The reward is seeing the end results of all the work.
Jopson says he visits forest locations replanted with conifers to see examples of the nursery's handiwork. Gray also observes fire-scarred areas where his company has worked and takes notice: "Wow," he says, "that is actually starting to look like a forest again."
Seeds of success
As massive wildfires devastate communities and California forestlands, the state must work that much harder to increase its supply of quality conifer seeds to reforest or replant native trees. And that requires a lot of seeds.
Christine McMorrow, a Cal Fire Regional Resource Management spokeswoman, says, "The state only has the capability of growing about 250,000 seedlings. We are building back up our nursery operations to be able to grow a million seedlings a year, but we're not there yet."
Due to a deficit of seed in California, Mark Gray, Sierra Pacific Industries reforestation manager, says, "There is now huge interest in seed and seed storage. The state is in charge of collecting seed and storing it for the greater good through the state seed bank."
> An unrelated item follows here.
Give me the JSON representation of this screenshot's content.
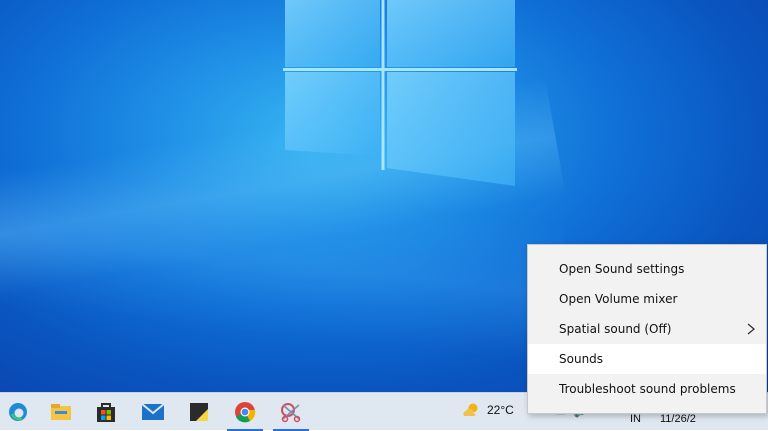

The L.A. Moran Reforestation Center in Davis, part of the California Department of Forestry and Fire Protection tree nursery program, is home to the state seed bank. The facility houses a repository of more than 40,000 pounds of private and state conifer seeds native to a broad range of areas and elevations. The center specializes in processing, testing and growing seedlings from cone-bearing trees.
Seeds are categorized by species and in 500-foot increments of elevation.
"You can't take seed from 6,000 feet and plant it on the valley floor and expect it to do very well," Gray says. "It has adapted to basically where it came from."